62 Dezen zochten hun register, onder degenen, die in het geslachtsregister gesteld waren, maar zij werden niet gevonden; daarom werden zij als onreinen van het priesterdom geweerd.
63 En Hattirsatha zeide tot hen, dat zij van de heiligste dingen niet zouden eten, totdat er een priester stond met urim en met thummim.
64 Deze ganse gemeente te zamen was twee en veertig duizend driehonderd en zestig.
65 Behalve hun knechten en hun maagden, die waren zeven duizend driehonderd zeven en dertig; en zij hadden tweehonderd zangers en zangeressen.
66 Hun paarden waren zevenhonderd zes en dertig; hun muildieren, tweehonderd vijf en veertig;
67 Hun kemelen, vierhonderd vijf en dertig; de ezelen, zes duizend zevenhonderd en twintig.
68 En sommigen van de hoofden der vaderen, als zij kwamen ten huize des HEEREN, die te Jeruzalem woont, gaven vrijwilliglijk ten huize Gods, om dat te zetten op zijn vaste plaats.

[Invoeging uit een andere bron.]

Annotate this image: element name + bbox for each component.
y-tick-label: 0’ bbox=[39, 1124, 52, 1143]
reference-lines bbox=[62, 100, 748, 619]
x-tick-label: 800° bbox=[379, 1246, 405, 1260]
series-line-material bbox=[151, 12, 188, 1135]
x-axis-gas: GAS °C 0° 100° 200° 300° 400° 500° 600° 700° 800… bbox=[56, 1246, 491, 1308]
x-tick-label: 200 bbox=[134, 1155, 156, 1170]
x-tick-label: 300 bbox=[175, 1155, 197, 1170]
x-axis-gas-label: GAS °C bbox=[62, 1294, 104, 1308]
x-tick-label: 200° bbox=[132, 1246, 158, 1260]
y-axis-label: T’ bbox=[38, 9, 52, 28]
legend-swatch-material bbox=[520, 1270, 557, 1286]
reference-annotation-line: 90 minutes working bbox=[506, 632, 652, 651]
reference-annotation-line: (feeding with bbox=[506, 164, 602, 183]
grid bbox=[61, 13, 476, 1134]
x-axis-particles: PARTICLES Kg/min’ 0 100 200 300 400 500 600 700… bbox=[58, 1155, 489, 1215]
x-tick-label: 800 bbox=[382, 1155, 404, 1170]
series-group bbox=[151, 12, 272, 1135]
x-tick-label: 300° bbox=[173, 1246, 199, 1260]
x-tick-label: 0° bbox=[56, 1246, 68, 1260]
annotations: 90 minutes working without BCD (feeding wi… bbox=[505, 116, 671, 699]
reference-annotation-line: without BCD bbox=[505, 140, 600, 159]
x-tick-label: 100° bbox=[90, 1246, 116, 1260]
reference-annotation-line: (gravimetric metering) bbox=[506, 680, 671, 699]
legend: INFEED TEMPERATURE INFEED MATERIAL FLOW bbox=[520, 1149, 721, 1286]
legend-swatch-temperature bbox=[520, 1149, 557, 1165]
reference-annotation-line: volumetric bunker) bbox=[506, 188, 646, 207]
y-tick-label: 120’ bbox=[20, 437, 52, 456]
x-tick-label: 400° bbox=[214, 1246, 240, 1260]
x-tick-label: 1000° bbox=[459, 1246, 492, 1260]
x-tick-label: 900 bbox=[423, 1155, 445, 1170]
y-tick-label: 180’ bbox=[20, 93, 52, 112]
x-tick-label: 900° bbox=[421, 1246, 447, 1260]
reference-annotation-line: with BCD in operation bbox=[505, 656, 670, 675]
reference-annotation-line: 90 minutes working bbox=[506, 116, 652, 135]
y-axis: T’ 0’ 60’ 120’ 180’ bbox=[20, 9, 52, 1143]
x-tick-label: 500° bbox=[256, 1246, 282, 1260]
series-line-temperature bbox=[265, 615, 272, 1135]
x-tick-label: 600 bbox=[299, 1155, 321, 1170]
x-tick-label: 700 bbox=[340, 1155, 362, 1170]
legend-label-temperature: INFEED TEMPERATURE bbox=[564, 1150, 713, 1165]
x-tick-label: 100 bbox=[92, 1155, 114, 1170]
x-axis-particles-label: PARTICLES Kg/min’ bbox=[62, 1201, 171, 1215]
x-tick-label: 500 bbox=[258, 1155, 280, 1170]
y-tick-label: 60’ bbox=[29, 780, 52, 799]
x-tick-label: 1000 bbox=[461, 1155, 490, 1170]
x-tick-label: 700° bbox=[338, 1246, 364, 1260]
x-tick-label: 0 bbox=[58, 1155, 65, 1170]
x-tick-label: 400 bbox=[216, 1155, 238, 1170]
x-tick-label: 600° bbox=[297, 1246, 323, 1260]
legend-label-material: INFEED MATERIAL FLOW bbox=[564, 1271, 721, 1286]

69 Zij gaven naar hun vermogen tot den schat des werks, aan goud, een en zestig duizend drachmen, en aan zilver, vijf duizend ponden, en honderd priesterrokken.
70 En de priesters en de Levieten, en sommigen uit het volk, zo de zangers als de poortiers, en de Nethinim woonden in hun steden, en gans Israel in zijn steden.